Appendix 2 - General Principles
The Seven Principles of Public Life (also known as the Nolan Principles) outline the ethical standards those working in the public sector are expected to adhere to. The principles apply to all public office holders at all levels including ministers, civil servants, councillors, and local authority officers, as well as private and voluntary organisations delivering services paid for by public funds. The principles are:
Holders of public office should act solely in terms of the public interest.
Holders of public office must avoid placing themselves under any obligation to people or organisations that might try inappropriately to influence them in their work. They should not act or take decisions in order to gain financial or other material benefits for themselves, their family, or their friends. They must declare and resolve any interests and relationships.
Holders of public office must act and take decisions impartially, fairly and on merit, using the best evidence and without discrimination or bias.
Holders of public office are accountable to the public for their decisions and actions and must submit themselves to the scrutiny necessary to ensure this.
Holders of public office should act and take decisions in an open and transparent manner. Information should not be withheld from the public unless there are clear and lawful reasons for so doing.
Holders of public office should be truthful.

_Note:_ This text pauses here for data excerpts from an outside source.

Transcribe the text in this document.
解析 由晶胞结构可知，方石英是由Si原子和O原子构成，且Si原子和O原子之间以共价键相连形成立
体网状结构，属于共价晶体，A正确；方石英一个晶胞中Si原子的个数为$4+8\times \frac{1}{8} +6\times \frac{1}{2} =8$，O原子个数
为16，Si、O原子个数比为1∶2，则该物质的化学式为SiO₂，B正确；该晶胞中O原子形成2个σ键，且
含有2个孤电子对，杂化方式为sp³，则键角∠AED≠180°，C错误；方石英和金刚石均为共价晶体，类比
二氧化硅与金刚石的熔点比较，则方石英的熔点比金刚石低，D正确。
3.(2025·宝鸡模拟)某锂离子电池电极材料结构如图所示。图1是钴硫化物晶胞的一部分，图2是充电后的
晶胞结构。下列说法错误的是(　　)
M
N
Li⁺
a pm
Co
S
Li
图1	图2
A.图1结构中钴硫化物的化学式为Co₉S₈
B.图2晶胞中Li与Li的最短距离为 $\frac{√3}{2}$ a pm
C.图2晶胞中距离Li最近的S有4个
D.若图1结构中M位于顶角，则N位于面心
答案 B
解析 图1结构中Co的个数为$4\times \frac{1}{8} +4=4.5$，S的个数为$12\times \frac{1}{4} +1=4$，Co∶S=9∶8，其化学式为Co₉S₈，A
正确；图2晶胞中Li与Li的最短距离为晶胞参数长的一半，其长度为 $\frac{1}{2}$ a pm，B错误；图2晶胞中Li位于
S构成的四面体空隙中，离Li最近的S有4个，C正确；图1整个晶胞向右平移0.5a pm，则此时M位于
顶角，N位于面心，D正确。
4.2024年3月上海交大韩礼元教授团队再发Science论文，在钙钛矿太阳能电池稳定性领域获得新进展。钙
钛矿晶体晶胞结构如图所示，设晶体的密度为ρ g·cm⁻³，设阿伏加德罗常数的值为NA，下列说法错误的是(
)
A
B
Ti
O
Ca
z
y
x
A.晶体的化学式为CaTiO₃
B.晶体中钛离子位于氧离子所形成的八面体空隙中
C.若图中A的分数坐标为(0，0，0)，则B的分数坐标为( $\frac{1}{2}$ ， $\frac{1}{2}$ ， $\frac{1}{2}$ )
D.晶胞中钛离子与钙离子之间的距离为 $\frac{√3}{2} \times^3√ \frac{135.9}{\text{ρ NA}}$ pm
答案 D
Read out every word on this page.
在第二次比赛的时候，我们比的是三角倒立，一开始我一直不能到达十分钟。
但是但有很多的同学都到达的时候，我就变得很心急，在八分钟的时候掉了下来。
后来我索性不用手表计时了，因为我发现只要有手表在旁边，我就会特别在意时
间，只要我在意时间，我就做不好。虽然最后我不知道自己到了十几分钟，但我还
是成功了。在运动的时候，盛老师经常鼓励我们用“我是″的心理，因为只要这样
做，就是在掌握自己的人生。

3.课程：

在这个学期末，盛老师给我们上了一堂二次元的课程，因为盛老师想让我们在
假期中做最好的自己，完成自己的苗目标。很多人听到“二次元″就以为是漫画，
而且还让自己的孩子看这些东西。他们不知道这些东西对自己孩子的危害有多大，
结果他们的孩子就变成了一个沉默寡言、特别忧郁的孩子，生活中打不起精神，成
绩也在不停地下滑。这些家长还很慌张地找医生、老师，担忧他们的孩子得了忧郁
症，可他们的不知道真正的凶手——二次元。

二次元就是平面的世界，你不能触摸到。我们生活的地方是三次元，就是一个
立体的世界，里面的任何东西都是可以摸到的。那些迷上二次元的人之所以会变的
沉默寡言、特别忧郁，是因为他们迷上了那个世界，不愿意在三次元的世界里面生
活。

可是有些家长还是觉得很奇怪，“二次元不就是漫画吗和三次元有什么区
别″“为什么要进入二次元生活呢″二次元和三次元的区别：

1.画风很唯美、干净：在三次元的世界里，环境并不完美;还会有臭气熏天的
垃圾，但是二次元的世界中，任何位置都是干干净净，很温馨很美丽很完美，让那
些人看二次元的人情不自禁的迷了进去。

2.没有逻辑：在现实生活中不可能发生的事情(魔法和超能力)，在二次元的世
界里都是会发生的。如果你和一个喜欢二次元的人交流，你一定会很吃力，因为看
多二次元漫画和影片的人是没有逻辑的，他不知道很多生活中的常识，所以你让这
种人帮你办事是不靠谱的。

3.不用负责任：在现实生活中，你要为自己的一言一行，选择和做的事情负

Holders of public office should exhibit these principles in their own behaviour. They should actively promote and robustly support the principles and be willing to challenge poor behaviour wherever it occurs.
These principles underpin the standards that councillors should uphold and form the basis for the Code of Conduct, where the Principles have been translated into a series of clear rules. While fundamental to the Code of Conduct the principles are not part of the rules of the code and should be used for guidance and interpretation only.